Kunst / Expo binnenland

De esthetiek van botsende culturen

recensie: Brian Jungen

.

In de oogverblindend witte ruimte van Witte de With, centrum voor hedendaagse kunst, vindt de eerste Europese solotentoonstelling plaats van de Canadese kunstenaar Brian Jungen. In zijn thuisland is hij een van de grootste talenten van de nieuwe generatie succesvolle jonge kunstenaars. Zijn kunstwerken bevatten een nadrukkelijk esthetisch element. Caleidoscopische patronen, harmonieuze kleurencombinaties en op het eerste gezicht herkenbare voorwerpen maken Jungens werk aantrekkelijk door deze vermeende toegankelijkheid. Een meer onderzoekende blik en kennis van de achtergrond van de kunstenaar leren ons dat de voorwerpen stuk voor stuk kritiek uiten op de maatschappij en in het bijzonder op die van het Noord-Amerikaanse continent.

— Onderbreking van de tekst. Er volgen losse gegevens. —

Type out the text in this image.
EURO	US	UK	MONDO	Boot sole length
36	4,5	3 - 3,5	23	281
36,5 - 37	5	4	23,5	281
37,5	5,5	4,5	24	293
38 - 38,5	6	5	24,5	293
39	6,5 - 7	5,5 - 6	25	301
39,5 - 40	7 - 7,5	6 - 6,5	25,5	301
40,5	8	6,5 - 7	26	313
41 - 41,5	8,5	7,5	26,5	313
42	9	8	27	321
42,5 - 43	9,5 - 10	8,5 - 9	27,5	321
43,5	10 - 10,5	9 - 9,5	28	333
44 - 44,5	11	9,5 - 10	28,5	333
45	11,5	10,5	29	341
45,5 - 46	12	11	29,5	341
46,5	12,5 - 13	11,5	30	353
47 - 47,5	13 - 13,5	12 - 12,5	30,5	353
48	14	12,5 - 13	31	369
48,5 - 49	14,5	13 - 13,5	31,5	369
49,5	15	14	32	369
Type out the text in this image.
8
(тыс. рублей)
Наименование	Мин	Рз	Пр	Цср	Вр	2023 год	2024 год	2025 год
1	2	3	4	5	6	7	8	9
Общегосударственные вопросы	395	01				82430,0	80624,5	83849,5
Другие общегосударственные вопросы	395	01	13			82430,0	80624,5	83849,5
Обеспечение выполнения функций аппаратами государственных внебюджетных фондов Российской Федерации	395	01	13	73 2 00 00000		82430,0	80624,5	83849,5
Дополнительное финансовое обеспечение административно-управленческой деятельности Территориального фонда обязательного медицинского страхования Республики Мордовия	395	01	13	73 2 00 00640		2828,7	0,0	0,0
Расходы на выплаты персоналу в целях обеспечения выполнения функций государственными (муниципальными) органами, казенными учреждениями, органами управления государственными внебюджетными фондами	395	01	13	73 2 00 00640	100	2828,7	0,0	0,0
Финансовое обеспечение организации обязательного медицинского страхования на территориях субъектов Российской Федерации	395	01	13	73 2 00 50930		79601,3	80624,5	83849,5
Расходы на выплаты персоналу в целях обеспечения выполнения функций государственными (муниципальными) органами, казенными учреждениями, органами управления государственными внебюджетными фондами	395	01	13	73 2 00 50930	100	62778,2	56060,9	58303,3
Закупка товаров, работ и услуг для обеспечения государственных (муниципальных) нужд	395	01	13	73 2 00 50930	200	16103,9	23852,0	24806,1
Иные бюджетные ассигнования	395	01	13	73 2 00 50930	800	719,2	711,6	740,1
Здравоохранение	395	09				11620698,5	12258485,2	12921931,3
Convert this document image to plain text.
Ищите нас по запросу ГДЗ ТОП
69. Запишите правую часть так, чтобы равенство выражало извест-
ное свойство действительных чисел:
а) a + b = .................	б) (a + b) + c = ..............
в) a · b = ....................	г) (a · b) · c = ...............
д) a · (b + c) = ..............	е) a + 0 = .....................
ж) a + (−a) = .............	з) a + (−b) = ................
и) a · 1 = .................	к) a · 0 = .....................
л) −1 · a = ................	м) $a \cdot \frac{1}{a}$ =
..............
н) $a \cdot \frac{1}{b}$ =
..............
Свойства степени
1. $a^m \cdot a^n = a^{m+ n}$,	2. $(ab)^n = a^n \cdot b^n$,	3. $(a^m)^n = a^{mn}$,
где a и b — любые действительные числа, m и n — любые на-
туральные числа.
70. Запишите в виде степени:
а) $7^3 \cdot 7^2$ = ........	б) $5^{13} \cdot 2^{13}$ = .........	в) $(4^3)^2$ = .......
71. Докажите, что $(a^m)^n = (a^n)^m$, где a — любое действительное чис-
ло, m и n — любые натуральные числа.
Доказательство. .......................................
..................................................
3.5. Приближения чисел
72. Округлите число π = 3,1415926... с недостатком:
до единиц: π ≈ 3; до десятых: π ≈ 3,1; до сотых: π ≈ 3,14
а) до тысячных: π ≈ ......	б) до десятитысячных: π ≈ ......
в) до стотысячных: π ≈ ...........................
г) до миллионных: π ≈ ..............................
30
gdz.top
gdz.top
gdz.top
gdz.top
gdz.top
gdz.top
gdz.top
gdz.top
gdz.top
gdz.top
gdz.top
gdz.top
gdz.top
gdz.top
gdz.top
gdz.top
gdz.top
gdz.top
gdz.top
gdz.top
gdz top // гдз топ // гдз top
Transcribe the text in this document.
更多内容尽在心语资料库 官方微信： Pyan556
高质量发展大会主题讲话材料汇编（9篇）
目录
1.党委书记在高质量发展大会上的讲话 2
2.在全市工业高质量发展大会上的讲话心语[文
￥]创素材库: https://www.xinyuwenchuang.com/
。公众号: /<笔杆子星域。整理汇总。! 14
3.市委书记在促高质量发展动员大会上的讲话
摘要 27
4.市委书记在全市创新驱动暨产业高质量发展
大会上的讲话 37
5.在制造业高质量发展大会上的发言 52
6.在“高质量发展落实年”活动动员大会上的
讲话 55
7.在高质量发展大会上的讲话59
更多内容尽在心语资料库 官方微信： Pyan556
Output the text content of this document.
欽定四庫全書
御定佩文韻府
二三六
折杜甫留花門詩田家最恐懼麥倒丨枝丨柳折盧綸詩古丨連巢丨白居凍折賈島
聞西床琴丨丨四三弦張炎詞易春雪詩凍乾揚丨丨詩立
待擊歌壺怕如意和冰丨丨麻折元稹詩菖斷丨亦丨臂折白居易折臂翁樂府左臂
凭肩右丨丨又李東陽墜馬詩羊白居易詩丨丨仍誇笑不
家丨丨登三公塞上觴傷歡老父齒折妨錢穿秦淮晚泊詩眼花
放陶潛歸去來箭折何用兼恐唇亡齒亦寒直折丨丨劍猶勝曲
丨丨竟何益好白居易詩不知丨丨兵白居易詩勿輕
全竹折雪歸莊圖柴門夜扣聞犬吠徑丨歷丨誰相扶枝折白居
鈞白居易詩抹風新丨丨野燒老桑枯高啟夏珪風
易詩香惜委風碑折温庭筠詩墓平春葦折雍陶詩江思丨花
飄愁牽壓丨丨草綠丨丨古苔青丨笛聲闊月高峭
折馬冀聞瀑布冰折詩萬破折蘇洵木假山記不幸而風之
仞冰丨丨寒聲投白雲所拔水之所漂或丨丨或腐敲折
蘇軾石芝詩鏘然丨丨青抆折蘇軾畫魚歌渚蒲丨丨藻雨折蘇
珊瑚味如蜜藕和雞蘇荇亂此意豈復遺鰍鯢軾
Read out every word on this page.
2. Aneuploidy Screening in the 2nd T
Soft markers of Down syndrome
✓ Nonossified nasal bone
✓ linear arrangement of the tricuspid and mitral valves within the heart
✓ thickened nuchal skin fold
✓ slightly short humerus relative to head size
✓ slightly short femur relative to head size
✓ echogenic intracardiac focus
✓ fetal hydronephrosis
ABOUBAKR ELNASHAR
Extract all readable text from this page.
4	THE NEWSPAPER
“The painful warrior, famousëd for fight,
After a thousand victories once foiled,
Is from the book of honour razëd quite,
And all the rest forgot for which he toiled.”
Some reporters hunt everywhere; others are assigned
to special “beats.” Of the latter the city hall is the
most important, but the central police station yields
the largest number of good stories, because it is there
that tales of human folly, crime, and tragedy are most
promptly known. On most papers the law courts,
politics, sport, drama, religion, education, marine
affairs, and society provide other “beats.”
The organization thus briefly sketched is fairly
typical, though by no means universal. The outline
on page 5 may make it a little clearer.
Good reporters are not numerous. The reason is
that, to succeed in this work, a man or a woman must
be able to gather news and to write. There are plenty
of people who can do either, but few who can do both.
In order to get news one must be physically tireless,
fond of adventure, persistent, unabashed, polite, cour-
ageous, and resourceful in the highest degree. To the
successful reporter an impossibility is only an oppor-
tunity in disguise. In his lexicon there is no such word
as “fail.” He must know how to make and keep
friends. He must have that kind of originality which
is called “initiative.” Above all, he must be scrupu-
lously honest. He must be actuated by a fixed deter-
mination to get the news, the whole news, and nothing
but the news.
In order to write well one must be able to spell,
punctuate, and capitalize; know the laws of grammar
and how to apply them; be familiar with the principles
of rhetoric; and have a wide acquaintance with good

Brian Jungen, Prototype for New Understanding #21, 2005. Photo: Trevor Mills, Vancouver Art Gallery. Courtesy Catriona Jeffries Gallery, Vancouver.
Brian Jungen, Prototype for New Understanding #21, 2005. Photo: Trevor Mills, Vancouver Art Gallery. Courtesy Catriona Jeffries Gallery, Vancouver.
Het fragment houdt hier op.